From Where I Sit – Living the Dream

Some might call it a mid-life crisis. We prefer to consider it an old dream just recently fulfilled.

For years Roy talked about wanting a Honda Gold Wing motorcycle. For the uninitiated, it’s not a crotch rocket. It’s not a sport bike or even a cruiser. It’s a touring bike, or, in the words of a friend, “a couch on wheels.” Comfort is its name. With a backrest and comfy passenger seat, this is the motorcycle you’re most likely to see a middle-aged couple get off after they’ve been joyriding down the road or across America.

Ours is a 1986 model with 78,000 kilometres on it. That sounds like a lot until you learn a Gold Wing will keep going until about 260,000 kilometres. She’s also very heavy at 728 pounds. Putting her on her side is not something you want to do without ready help to right her again.
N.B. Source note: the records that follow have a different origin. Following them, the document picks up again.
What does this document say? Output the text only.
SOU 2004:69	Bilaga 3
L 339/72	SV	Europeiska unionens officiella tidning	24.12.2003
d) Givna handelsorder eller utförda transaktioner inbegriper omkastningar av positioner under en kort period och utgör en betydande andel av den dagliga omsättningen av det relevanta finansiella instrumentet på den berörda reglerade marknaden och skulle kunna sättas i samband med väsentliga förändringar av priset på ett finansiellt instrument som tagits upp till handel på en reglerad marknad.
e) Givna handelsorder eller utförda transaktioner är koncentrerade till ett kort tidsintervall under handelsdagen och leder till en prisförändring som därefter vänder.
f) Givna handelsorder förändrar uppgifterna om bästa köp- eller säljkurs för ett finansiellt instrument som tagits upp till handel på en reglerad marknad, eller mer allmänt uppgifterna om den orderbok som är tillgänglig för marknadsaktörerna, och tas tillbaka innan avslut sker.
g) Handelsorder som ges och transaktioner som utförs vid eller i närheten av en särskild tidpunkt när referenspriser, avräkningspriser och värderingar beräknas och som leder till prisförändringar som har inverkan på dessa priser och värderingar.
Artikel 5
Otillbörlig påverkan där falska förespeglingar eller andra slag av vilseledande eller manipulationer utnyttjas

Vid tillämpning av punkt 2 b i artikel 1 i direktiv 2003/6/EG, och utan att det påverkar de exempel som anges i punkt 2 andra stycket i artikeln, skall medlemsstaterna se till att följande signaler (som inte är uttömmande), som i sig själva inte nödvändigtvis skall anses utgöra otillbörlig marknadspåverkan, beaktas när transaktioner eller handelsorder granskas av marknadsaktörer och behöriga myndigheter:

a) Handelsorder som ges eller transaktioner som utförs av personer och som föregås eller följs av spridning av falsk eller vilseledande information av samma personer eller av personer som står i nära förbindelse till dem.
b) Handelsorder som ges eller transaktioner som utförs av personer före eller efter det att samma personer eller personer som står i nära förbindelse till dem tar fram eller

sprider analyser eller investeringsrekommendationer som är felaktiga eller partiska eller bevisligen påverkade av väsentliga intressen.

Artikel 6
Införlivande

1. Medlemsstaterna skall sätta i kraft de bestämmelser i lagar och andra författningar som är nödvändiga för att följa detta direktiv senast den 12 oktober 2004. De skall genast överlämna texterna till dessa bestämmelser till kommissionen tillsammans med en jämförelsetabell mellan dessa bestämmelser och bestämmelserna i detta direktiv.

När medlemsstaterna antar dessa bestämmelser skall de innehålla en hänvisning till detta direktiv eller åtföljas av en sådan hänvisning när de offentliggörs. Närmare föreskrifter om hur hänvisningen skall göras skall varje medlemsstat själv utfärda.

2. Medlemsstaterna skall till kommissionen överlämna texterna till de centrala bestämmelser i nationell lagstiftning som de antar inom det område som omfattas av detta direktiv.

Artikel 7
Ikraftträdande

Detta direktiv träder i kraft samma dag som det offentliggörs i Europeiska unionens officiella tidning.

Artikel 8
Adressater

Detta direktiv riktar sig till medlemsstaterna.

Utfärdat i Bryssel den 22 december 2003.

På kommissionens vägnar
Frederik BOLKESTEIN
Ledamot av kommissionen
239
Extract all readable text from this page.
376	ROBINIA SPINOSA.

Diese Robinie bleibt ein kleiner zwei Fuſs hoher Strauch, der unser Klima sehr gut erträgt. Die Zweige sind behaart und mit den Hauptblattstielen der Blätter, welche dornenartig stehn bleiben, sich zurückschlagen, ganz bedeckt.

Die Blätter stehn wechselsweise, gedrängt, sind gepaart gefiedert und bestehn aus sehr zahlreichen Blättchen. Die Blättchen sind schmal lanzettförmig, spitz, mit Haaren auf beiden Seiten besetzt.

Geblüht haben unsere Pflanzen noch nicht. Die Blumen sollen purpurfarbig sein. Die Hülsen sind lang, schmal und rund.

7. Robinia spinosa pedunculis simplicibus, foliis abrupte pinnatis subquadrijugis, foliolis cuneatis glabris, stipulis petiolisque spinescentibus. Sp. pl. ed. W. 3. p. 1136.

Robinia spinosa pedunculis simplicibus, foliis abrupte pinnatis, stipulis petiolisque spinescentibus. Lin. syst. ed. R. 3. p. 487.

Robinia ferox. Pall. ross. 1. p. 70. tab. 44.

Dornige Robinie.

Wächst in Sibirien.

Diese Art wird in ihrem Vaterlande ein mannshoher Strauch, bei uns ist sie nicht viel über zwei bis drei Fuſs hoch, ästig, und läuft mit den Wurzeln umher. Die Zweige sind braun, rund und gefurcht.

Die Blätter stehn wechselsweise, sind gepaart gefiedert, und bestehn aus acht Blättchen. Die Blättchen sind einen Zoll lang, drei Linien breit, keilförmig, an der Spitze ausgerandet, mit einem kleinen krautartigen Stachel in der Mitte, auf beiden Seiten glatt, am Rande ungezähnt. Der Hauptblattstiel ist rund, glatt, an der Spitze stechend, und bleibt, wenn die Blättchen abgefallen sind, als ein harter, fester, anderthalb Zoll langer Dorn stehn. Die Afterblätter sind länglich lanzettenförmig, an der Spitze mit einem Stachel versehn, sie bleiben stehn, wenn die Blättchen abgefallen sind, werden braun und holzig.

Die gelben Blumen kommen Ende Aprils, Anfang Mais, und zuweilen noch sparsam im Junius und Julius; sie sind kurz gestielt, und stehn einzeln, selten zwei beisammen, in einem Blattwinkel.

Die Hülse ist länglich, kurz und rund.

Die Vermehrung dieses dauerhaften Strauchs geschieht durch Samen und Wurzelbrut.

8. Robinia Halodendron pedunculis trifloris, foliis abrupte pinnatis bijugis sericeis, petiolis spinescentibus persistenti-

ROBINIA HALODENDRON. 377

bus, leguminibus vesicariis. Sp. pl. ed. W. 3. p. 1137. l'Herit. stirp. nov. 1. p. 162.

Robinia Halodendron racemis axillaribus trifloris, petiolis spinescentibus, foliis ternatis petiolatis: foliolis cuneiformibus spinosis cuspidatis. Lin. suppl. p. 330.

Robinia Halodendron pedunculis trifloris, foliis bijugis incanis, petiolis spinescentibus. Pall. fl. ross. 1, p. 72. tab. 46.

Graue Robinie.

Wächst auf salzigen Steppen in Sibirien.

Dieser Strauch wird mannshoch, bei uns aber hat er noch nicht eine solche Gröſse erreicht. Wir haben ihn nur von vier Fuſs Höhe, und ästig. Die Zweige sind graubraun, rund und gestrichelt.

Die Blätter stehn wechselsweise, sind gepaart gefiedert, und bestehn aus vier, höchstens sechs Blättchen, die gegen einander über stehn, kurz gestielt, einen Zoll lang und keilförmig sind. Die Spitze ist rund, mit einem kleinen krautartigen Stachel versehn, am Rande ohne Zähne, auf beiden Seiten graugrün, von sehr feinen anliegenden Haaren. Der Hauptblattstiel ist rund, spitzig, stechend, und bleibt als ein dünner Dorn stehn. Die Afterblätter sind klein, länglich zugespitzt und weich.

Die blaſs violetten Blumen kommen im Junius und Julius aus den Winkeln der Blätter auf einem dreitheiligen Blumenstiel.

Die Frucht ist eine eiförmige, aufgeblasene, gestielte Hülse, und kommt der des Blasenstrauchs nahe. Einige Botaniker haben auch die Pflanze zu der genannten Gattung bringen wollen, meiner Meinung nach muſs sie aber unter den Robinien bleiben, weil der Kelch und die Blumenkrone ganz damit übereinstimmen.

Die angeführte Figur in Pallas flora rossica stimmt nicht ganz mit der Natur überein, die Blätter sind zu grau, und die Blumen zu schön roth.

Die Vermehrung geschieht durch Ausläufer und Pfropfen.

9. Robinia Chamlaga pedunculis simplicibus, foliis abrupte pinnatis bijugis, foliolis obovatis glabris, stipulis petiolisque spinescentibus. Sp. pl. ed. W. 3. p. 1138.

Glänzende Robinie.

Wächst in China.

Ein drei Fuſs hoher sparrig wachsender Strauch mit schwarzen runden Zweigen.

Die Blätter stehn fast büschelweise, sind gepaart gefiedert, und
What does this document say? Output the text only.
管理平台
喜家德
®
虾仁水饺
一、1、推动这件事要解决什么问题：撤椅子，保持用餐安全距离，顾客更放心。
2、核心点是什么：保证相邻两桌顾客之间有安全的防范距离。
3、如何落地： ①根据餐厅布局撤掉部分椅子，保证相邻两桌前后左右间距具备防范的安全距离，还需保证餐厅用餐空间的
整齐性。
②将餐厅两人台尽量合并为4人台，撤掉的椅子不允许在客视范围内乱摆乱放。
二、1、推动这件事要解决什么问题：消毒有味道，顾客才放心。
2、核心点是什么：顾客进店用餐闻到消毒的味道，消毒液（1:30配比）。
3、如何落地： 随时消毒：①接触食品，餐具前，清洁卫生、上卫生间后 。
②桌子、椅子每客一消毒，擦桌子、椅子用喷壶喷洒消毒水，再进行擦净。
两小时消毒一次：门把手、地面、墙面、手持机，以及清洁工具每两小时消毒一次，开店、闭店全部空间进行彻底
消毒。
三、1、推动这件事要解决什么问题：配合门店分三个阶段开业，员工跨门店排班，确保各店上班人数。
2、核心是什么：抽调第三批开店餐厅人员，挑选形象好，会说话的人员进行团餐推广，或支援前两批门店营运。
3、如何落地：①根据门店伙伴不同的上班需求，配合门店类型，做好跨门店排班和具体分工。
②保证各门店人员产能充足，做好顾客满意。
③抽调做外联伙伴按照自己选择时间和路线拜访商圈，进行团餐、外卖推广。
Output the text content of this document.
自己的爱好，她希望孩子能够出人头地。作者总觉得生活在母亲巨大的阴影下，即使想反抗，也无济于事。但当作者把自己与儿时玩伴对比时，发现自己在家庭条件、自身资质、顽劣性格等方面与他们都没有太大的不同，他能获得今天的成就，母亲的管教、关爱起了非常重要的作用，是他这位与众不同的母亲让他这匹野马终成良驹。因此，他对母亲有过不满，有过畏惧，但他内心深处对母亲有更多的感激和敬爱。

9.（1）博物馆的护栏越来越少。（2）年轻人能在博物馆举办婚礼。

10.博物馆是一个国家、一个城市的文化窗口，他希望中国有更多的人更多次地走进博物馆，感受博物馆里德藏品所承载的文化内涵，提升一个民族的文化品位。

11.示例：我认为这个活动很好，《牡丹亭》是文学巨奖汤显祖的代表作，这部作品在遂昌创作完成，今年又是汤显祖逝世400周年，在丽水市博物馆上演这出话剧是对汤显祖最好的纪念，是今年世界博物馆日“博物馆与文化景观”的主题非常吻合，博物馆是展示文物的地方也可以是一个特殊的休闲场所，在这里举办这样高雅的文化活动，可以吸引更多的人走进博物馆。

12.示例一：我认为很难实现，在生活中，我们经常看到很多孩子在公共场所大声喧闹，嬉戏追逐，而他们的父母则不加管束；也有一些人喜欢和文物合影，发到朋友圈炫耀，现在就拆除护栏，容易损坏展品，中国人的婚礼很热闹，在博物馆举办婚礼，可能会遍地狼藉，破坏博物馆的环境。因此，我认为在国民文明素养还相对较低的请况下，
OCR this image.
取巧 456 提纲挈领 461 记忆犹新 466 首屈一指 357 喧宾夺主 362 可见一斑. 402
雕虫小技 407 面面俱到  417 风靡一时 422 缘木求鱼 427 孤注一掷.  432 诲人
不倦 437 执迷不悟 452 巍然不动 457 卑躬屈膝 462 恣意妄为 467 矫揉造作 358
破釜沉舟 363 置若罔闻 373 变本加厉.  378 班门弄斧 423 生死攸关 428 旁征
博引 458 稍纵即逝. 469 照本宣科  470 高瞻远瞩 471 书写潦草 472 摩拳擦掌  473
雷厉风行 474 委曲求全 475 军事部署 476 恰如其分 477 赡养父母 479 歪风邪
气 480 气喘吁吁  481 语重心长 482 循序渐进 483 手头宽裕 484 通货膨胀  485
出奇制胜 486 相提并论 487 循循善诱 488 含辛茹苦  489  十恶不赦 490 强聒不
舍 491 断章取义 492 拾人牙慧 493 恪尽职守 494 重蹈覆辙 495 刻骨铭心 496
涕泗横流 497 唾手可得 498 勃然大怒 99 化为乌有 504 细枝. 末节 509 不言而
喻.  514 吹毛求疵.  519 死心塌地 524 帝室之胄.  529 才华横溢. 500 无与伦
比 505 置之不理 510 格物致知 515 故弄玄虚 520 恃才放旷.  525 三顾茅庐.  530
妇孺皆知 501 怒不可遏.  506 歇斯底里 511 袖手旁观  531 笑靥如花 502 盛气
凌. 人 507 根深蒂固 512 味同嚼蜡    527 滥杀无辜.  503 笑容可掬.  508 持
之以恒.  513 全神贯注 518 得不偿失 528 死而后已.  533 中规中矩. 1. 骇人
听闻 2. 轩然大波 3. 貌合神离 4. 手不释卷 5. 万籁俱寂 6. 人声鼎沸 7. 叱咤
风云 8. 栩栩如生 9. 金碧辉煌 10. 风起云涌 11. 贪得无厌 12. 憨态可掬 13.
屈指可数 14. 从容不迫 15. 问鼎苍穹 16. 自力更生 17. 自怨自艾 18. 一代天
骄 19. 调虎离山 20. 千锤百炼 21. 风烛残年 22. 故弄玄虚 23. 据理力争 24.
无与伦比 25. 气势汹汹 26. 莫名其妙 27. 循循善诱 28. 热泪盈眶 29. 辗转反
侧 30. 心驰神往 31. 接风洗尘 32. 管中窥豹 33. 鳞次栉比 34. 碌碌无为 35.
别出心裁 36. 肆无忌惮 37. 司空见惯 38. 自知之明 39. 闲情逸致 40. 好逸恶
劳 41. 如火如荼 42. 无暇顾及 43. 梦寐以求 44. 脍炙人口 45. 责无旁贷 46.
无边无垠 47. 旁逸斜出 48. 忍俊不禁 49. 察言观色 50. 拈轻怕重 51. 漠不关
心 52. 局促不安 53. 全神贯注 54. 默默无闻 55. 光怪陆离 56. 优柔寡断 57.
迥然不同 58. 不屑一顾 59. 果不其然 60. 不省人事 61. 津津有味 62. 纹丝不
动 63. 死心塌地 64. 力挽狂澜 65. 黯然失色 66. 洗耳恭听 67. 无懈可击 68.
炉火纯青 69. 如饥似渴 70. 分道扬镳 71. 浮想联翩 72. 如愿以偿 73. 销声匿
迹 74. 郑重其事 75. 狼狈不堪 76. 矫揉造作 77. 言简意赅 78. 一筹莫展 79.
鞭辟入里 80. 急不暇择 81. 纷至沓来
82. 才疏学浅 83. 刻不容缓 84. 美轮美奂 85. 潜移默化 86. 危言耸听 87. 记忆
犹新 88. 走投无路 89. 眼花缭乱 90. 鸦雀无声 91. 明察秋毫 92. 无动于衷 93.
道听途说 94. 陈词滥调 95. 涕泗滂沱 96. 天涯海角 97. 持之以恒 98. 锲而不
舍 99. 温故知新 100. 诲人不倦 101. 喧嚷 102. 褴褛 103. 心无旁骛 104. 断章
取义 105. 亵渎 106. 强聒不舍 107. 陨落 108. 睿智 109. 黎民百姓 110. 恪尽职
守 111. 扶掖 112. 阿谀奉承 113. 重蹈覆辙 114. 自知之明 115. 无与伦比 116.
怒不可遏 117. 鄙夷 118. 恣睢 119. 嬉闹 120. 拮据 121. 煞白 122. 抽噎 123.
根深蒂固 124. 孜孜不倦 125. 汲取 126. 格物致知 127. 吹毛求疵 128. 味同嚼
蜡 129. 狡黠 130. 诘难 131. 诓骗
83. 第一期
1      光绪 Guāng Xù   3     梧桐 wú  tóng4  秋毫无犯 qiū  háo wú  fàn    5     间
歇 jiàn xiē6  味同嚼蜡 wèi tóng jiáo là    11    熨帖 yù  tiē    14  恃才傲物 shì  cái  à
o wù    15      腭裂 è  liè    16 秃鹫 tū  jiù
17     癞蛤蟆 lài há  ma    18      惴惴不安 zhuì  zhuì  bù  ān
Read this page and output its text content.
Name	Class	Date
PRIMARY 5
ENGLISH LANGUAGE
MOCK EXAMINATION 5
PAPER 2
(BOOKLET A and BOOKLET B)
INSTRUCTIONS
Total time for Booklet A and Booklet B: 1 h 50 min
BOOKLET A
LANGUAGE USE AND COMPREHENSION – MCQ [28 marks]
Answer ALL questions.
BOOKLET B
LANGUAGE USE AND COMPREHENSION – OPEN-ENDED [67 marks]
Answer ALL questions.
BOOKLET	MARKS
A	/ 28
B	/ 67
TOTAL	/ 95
Because Roy didn’t have motorcycle experience, he registered for the Alberta Safety Council three-day beginner course. It was an intensive, steep learning curve culminating in the road test.

I observed most of the eight required manoeuvres that the examiner put the 13 students through. I didn’t know anyone but Roy in the group, yet I felt like a nervous mother. You know the feeling: watching your kid get the breakaway and going one-on-one with the goalie. Or having your kid at bat, bottom of the ninth, bases loaded, score tied. Or perform at a piano recital.

I wanted so badly for each of the ?kids? to do well. Unfortunately, all three women were eliminated during the figure eight. The trick there was to do the course without touching a pylon or going so slowly that you instinctively stick out your leg to keep from falling over. Three attempts and you’re out.

Roy was dubbed Mr. Smooth by his fellow students. He could shift like a dream. And yes, he passed the road test. There are follow-up courses on group riding, slow driving (like on Whyte Avenue), and riding on metal bridge decks or over Texas gates. He’s since passed the written test, gotten insurance, and registered the bike. If it wasn’t for harvest he may even have gone the five miles to Andrew by now.

It will be some time before he’s confident enough to have a biker chick on the back! Shortly after buying the bike we went shopping for helmets. I was shocked at how heavy they feel. I felt like a bobble head. It’s really quite a foreign feeling. We didn’t want the claustrophobia of a full-face visor so we settled on the flip-up style. We looked at Joe Rocket body armour jackets.

It’s lucky we ran out of time before we got to the ass-less chaps or dew rags! And you’ll be relieved to know there are no immediate plans for tattoos.

We expect to do some serious riding next year, so look out world. Mid-life crisis, phooey–it’s living the dream, from where I sit.